Well when I learned archaeology they did indeed call artefacts material culture, and indeed there are entire cultures named after the distinctive clay pots that they made; for example:

Beaker culture - Wikipedia

An artefact doesn't need to be capable of any autonomous action to be a material representation of a culture.


----------



## geezer (Apr 22, 2019)

APL76 said:


> It is a pretty important idea floating around when groups like UNESCO get involved with indigenous/marginal/threatened peoples.



Great answer. Pardon my previous snarkiness! Actually, social anthropology was my undergraduate major a million years ago, so I´m not _totally_ clueless. Mostly, but not totally.

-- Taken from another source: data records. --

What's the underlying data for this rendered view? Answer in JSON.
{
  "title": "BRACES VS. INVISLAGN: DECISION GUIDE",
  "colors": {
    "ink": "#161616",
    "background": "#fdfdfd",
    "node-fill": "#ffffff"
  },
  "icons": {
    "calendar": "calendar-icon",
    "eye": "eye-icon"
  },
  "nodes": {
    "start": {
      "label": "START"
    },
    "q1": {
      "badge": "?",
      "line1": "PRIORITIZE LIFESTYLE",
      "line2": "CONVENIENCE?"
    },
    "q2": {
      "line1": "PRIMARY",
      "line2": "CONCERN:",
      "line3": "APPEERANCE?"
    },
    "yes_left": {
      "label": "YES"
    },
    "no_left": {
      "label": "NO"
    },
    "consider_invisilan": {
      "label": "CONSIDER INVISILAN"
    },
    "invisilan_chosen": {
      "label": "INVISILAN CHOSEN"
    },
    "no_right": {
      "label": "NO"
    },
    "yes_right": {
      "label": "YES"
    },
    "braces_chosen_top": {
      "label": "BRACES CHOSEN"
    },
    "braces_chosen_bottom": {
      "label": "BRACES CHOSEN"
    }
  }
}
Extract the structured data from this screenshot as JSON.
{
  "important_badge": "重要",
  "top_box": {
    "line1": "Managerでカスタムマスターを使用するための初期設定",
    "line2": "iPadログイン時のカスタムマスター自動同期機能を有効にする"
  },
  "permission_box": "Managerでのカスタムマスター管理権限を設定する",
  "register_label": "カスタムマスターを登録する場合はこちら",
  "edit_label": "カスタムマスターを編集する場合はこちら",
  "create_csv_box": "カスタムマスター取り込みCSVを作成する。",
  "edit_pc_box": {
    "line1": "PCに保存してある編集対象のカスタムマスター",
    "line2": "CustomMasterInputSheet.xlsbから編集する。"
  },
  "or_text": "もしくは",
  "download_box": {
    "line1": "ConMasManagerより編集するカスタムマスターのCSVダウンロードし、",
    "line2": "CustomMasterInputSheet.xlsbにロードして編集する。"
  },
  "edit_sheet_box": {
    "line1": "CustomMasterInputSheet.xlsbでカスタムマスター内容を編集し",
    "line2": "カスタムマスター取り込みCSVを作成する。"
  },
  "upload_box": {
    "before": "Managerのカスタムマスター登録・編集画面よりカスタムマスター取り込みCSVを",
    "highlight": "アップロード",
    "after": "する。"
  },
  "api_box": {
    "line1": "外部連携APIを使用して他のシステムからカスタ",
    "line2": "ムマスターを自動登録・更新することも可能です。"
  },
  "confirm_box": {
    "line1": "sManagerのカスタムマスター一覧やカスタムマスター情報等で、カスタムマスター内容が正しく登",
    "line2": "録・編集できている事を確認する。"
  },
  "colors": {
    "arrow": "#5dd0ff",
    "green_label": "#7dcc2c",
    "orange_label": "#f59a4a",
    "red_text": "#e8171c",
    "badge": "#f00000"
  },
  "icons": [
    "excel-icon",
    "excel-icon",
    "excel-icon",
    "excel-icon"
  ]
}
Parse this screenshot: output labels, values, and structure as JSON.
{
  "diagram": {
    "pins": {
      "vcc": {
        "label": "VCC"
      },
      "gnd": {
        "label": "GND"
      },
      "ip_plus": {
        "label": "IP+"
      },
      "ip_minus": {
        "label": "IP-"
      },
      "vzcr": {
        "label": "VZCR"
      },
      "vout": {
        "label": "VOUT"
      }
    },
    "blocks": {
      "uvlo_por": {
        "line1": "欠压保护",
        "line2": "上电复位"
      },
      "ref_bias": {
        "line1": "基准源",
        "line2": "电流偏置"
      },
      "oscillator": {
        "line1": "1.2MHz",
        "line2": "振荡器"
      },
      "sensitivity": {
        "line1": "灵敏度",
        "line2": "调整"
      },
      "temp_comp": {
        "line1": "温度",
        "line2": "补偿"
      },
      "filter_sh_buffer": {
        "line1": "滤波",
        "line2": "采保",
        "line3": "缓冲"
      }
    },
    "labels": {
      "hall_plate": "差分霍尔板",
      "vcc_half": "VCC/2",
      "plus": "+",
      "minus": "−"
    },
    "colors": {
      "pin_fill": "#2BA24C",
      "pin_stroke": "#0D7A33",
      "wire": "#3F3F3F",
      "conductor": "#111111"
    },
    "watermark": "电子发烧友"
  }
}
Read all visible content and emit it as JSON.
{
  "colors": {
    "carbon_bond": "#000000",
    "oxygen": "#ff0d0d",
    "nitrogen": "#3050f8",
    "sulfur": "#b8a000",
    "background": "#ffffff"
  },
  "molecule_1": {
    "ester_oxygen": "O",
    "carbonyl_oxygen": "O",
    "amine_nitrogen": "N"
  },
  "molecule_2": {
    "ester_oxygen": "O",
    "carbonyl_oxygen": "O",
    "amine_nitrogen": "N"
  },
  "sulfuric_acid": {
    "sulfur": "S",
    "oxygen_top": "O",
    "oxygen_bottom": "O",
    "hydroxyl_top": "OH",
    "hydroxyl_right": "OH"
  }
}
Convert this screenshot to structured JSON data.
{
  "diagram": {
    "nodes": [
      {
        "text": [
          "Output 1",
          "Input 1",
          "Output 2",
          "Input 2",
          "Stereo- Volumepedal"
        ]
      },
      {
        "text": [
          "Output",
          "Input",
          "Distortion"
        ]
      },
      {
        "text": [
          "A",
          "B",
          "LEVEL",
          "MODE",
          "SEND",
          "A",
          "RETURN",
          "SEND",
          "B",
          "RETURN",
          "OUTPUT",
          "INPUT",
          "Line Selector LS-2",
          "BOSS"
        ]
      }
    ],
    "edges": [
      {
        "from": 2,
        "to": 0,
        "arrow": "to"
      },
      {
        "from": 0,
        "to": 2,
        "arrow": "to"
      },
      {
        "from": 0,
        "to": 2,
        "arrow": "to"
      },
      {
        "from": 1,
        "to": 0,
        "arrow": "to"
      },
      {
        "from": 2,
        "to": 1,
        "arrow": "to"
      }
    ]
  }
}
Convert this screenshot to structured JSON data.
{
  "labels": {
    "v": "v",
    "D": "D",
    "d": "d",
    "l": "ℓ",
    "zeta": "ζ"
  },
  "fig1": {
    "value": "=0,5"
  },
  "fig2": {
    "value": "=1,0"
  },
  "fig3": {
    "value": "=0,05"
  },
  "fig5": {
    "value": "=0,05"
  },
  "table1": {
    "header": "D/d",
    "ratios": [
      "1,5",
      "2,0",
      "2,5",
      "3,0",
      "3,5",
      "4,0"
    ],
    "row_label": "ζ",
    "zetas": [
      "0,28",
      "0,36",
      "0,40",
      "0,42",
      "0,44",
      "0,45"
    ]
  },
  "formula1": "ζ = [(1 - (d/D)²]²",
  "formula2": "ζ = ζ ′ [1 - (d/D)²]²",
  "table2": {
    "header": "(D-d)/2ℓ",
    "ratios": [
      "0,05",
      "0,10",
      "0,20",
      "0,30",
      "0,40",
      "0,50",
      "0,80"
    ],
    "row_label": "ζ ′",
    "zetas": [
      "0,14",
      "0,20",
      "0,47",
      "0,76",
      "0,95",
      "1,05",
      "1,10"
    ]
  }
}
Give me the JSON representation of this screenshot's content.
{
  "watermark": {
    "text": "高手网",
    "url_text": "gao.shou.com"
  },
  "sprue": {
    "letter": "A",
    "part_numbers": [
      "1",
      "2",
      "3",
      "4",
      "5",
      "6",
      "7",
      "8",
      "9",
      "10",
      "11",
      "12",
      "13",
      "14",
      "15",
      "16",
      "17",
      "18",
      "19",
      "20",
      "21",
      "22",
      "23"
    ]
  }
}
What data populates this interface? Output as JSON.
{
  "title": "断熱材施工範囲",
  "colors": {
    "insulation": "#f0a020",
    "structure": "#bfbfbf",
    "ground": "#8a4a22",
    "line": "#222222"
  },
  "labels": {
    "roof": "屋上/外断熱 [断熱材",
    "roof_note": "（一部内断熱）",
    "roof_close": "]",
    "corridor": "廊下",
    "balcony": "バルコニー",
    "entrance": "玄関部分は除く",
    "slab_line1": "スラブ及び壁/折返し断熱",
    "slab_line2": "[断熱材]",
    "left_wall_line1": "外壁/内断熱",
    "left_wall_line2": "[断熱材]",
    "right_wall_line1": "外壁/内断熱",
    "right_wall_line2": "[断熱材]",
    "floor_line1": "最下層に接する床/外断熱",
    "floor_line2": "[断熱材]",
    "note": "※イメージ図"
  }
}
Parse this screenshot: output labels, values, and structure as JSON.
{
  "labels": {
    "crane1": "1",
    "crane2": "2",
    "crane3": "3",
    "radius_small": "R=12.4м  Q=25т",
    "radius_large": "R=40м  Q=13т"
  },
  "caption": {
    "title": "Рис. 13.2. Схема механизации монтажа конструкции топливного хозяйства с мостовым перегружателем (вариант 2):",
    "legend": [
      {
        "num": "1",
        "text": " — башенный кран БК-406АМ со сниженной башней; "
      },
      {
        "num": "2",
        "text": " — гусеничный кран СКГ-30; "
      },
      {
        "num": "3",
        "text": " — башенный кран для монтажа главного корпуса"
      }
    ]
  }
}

So, not to derail the thread or anything, but are you going on for a PhD. and career in the field?


----------



## APL76 (Apr 22, 2019)

geezer said:


> Great answer. Pardon my previous snarkiness! Actually, social anthropology was my undergraduate major a million years ago, so I´m not _totally_ clueless. Mostly, but not totally. So, not to derail the thread or anything, but are you going on for a PhD. and career in the field?



Yeah; I'm way too many years (9) into a PhD, mostly extended by firstly suffering near debilitating chronic back injury/infection (2012-2018- now gradually recovering), and secondly lecturing near full time for the last couple of years being the only bread winner in my household. 

As for career??? I am getting really sick of living from contract to contract with no guarantees of having a new contract at the end of the old one. My brother is also doing a PhD but has a full time research job with the government and his full time employment and fat juicy pay cheque both look pretty good to me at the moment. I just haven quite given up on a research/teaching career quite just yet.


----------



## mograph (Apr 23, 2019)

APL76 said:


> As for career??? I am getting really sick of living from contract to contract with no guarantees of having a new contract at the end of the old one.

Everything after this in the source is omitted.